Maine marijuana decriminalization supporters collecting signatures today


If it isn’t going to be legalized, adults who choose to consume cannabis shouldn’t be treated like criminals. That idea is the basis for citywide ballot measures in Lewiston, South Portland and York that would decriminalize up to an ounce of herb as well as the use of ganja on private property.
Public use would remain illegal. So would selling it, growing it, distributing it, importing it and even smoking it in your rental unit if your lease forbids it.

The measures are similar to one passed in Portland last year that decriminalized similar amounts. That measure passed by a whopping 67 percent. Most at the time saw the move as symbolic as at the time the penalty for possession of marijuana up to 2.5 ounces was a $600 fine.

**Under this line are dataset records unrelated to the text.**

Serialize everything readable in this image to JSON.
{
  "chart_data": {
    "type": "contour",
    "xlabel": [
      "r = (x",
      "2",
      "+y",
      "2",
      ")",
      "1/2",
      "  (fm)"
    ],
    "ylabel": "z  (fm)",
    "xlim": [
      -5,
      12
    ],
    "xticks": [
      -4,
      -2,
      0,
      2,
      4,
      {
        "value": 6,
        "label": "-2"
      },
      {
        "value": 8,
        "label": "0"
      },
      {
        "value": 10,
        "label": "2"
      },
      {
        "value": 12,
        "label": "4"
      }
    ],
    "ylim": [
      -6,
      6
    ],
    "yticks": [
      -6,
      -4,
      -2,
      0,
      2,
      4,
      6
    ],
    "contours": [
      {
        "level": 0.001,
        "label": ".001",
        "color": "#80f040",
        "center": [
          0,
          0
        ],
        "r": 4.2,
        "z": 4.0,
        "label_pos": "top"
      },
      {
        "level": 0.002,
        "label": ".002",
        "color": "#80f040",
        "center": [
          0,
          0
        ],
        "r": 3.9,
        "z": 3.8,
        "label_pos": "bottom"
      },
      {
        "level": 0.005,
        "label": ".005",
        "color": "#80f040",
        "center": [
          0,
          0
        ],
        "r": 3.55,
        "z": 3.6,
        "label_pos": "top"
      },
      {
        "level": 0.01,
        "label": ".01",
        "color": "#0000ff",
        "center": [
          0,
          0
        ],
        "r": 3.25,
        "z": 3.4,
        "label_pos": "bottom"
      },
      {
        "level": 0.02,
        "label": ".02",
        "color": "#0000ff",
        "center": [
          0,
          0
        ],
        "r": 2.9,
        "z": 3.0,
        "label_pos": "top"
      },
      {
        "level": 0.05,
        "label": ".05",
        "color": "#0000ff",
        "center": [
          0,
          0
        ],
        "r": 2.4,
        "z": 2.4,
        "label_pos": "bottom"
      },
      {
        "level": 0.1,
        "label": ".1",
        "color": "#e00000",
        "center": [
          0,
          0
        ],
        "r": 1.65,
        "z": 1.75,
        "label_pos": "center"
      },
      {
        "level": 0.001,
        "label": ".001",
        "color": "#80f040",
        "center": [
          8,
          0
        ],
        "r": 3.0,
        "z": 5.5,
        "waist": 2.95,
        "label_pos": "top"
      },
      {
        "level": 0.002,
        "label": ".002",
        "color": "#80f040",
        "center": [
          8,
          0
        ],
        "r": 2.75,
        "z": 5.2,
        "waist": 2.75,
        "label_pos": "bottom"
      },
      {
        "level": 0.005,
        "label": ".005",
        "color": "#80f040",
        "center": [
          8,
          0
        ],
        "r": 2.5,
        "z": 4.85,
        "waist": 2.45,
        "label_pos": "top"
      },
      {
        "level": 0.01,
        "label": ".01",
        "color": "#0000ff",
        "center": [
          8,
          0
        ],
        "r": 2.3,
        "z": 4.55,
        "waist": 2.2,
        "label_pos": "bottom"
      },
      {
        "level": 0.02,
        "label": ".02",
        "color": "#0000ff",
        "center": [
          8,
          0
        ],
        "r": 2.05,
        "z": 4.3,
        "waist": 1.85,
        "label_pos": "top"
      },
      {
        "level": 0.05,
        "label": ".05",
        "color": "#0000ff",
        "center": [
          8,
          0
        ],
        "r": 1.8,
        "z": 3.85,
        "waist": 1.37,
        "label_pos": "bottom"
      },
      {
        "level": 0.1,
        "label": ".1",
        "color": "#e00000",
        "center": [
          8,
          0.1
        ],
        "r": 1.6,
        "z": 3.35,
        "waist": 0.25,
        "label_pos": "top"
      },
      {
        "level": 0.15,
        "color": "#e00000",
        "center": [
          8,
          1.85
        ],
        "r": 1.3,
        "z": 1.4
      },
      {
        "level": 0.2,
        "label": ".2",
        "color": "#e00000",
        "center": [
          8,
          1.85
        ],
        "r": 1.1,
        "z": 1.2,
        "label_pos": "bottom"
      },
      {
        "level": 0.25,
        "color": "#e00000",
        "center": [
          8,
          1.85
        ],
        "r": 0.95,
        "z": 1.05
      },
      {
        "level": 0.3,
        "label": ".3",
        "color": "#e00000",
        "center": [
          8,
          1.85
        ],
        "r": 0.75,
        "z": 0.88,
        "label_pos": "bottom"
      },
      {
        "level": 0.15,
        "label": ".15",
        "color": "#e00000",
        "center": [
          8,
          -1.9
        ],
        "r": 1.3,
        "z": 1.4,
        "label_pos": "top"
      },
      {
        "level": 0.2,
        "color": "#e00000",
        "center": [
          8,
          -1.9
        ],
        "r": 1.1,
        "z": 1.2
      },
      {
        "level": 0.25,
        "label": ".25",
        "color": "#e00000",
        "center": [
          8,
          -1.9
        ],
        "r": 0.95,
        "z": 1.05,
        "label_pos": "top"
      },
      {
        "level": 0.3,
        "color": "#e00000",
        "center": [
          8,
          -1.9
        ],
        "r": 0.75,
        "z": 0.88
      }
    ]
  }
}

The petition drive in Lewiston, South Portland and York started this week, pushed by Citizens for a Safer Maine and backed by the Marijuana Policy Project. David Boyer, director of Maine activities for MPP called the current enforcement of marijuana laws illogical and said police have much better things to be doing with their time. The group held a press conference yesterday along with former state Rep. Stavros Mendros.
“It is just a simple issue of freedom,” Mendros said. “I’m not a big fan of marijuana. I think smoking it is a bad idea personally, with all due respect. I think it is dumb, bad for your health, but then again, so is being fat and no one is throwing me in jail for that, so you know it is about letting people live and have the freedom to live the way they want to live.”
Despite the fact that the measure doesn’t actually legalize anything or make marijuana more accessible by any means, anti-cannabis groups are claiming it will harm children. As if hassling their parents for marijuana possession and taking hundreds of dollars from them in fines isn’t harmful enough.
“So nothing changes on the ground at the municipal level, but what does change is the message that youth may be getting as far as it is another step towards broadening access, another step towards saying it is no big deal,” Scott Gagnon with Smart Approaches to Marijuana, told WCSH6.
Maybe that’s because it isn’t a big deal. Gagnon said research has shown that middle school students in one Maine county aren’t as concerned with the risks of pot use. Maybe that’s because the baseline they’ve started with was complete lies – lies spread by groups like Gagnon’s.
Boyer said the group needs to come to grips with reality.
“We feel like this is the right message to send to kids that, look marijuana is for adults 21 and up,” he said. “Right now, they are not hearing that message, and when you turn 21 you can use marijuana, you can use alcohol, if you choose, both can be used responsibly.”
The group now has 60 days to collect signatures.